9. For plots of gene bodies and broad H3K4me3 domains, settings were adjusted to a relative window size of 200% of the size of the visualized feature by checking ‘rel.’ and changing ‘Window size’ to 200 in the plot settings.
10. For all heatmaps ‘Maximum density’ was adjusted as indicated by the FPKM values in the figures.
11. Plots showing the average values at a set of regions were generated using the ‘Average’ tool, where gene bodies and broad H3K4me3 domains adjusted to a relative window size of 200% of the size of the visualized feature by checking ‘rel.’ and changing ‘Window size’ to 200 in the plot settings. ‘Y-axis Maximum’ was adjusted as shown in the figures and multiple plots were overlaid using the ‘Overlay’ tool.
12. Genome browser tracks were generated using the ‘FillTrack’ tool with ‘Y-axis Maximum’ adjusted as shown in the figures and for some tracks loci coinciding with broad H3K4me3 domains were coloured using the ‘Highlight’ option in the plot settings and the broad H3K4me3 domains as the feature to highlight.
13. Tracks showing log2 fold differences were adjusted in the plot settings by setting ‘Ratio’ to the ‘Dataset’ in the denominator and for the Y-axis checking ‘Log scale’, setting the ‘Base’ to 2, and ‘Maximum’ to 2 and ‘Minimum’ to -2.
14. 2D-histograms and associated correlation efficiencies were generated using the ‘Scatter’ tool and adjusted to show 100 bins on both axes in the plot settings.
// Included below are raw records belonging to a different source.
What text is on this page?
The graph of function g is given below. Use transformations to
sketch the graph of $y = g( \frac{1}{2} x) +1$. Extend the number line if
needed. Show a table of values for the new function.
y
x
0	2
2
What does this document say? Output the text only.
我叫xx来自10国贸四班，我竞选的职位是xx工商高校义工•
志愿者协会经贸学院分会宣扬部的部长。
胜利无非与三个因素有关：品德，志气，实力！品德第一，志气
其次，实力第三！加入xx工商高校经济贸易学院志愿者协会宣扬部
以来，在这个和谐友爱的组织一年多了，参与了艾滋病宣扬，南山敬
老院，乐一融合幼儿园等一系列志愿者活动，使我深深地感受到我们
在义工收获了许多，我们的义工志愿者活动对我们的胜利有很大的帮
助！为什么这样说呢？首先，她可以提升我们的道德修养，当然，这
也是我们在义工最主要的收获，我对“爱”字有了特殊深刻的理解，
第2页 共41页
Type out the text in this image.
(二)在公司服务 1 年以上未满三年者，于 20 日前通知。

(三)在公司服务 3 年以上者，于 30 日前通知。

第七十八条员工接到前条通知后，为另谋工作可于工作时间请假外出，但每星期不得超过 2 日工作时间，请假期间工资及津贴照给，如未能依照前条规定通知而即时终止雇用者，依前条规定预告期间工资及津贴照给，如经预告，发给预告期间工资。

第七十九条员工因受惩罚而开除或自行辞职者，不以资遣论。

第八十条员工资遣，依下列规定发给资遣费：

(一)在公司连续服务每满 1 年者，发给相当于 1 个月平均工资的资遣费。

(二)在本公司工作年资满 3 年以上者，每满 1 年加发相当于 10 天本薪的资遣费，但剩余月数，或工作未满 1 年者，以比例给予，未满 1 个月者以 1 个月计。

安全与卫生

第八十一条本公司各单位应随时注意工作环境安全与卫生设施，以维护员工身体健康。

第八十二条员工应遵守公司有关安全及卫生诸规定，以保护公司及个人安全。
The visualized values were quantified at a set of regions corresponding to 10kbp windows within the entire span of mm10 genome using the ‘Quantify’ tool and ‘Start position offset’ and ‘End position offset’ adjusted to -5000 and 5000 bp, respectively.
15. Visualized ratios were derived by applying the ‘Calculate’ tool with ‘Division’ and ‘Logarithm’ checked to the respective quantified values.
ChIP-seq data normalization (a comment)
1. When assessing differences in H3K9me3 ChIP-seq signal in the Kdm4a-/- compared to Kdm4a+/+ MII oocytes using standard FPKM normalization, we observed a loss of signal at gene bodies, where H3K9me3 was enriched in the Kdm4a+/+ oocytes.
2. To cross-validate the distribution in the wild-type we used published H3K9me3 data from MII oocytes5 and found similar enrichment at gene bodies as well as depletion within Broad H3K4me3 Domains (Extended Fig. 4 a, b).
3. We have previously observed that large increases in the fraction of the genome covered by H3K4me3 in MII oocytes compared to e.g. mouse ES cells, results in a much lower local read density due to the sequenced reads being dispersed over a larger fraction of the genome6.
4. This effect is unaccounted for by the widely used RPKM/FPKM normalization of ChIP-seq samples, and for the previous study we therefore used a normalization strategy based on H3K4me3 at the top-5000 ranked transcription start sites6.
5. In this study, the widespread gain of H3K9me3 signal at the H3K4me3 enriched regions where it is normally depleted occurs in more than one fifth of the mouse genome6. This would not only elevate the signal in the normally depleted regions, but also lead to a considerably reduced signal in the areas of canonical enrichment (Extended Figure 4c).
6. Therefore, we would be highly cautious about interpreting the loss of gene body H3K9me3 in absolute terms, and prefer conservative interpretations. Accordingly, we find it likely that the apparent loss of H3K9me3 is due to the susceptibility of ChIP-seq and FPKM normalization to pronounced increases in the fraction of the genome, which is covered by H3K9me3.
7. As assessments of the extent of this in a quantitatively manner would require a spike-in setup, which have not yet been developed for the very small-scale ChIP-seq used here, we chose the commonly used FPKM-normalization for plots and analyses, and to make conservative statements that are unaffected by the choice of normalization.
8. This conservative approach could lead to underestimations of the extent of H3K9me3 gain in broad domains, and to illustrate the consequences, we have done pairwise comparisons of FPKM normalized plots and similar plots normalized in a manner parallel to what was previously used6 (Extended Figure 4 d,e).